20 % sur un seul mois ! Nous ne demandons pas un geste de charité, mais une compensation réelle à l'inactivité forcée sur près de la moitié de l'année. Le PGE n'est pas une aide, mais un prêt que nous devrons rembourser et qui n'a été octroyé qu'à des entreprises en bonne santé. Et le chômage partiel a heureusement permis de sauver des emplois, mais il a eu un coût pour nous, celui des congés payés sur lesquels rien n'a encore été décidé, malgré nos sollicitations acharnées. Voulez-vous nous faire regretter de ne pas avoir licencié une partie de nos personnels ?

Monsieur le Président de la République, ne sous-estimez pas la colère qui monte et que nous ne pourrons plus longtemps contenir. Nous avons derrière nous toutes les filières qui vivent de notre activité, les agriculteurs, les pêcheurs, les éleveurs, les primeurs, les vignerons, les fleuristes, la blanchisserie, et bien d'autres encore. Nous avons derrière nous toute la jeunesse que nous employons très largement et l'apprentissage qui vous est si cher. Nous sommes nombreux, nous sommes désespérés et nous sommes en colère.

Monsieur le Président de la République, voilà plus d'un mois que nous vous avons lancé un appel à l'aide et nous n'avons reçu aucune réponse. Pas même un mot qui aurait marqué votre considération. Vous ne pouvez pas vous afficher avec nous à l'Élysée lorsque les temps sont fastes, et nous ignorer lorsqu'ils sont néfastes. Nous vous demandons solennellement de nous recevoir, avec d'autres solutions que des rideaux de fumée ou des hochets qui ne serviront qu'à retarder notre effondrement.

En espérant que les mots suffiront pour vous convaincre de l'urgence à sortir du silence et des fausses promesses."

 

Cette tribune, publiée dans Le Figaro, est signée par : 

Les chefs : Mathieu Pacaud, Guy Savoy, Yannick Alléno, Olivier Roellinger, Olivier Bertrand, Laurent de Gourcuff, Benjamin Patou, Thierry et Gilbert Costes, Jean-Louis Costes, Stéphanie Le Quellec, Arthur Benzaquen, Laurent Gardinier, Pierre Gagnaire, Julien Dumas, Anne-Sophie Pic, Jean Imbert, Jérôme Tourbier, Christian Le Squer, Éric Frechon, Thierry Bourdoncle.

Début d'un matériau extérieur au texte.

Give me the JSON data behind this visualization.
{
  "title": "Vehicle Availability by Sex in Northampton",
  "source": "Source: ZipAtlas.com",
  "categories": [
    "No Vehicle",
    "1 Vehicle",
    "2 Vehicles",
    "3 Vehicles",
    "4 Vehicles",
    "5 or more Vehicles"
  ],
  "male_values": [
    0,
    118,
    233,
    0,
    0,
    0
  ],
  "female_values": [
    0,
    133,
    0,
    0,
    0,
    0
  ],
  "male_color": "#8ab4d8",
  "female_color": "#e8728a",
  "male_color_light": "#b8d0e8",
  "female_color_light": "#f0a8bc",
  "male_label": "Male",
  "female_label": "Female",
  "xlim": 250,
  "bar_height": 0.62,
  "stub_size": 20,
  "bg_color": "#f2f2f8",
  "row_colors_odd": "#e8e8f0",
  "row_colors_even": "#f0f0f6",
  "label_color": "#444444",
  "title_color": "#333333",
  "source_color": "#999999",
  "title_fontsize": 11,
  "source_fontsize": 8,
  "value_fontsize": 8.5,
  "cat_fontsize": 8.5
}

Et aussi : le Groupement national des indépendants de l'hôtellerie et de la restauration (GNI), le Collectif des restaurateurs unis, le Collectif Restons ouverts, Sébastien Bazin (président d'Accor), Jean-Virgile Crance (président du Groupement national des chaînes hôtelières), Roland Héguy (président de l'Union des métiers et des industries de l'hôtellerie), Didier Chenet (président du Groupement national des indépendants de l'hôtellerie et de la restauration), Hervé Dijols (président du Syndicat national de l'alimentation et de la restauration rapide).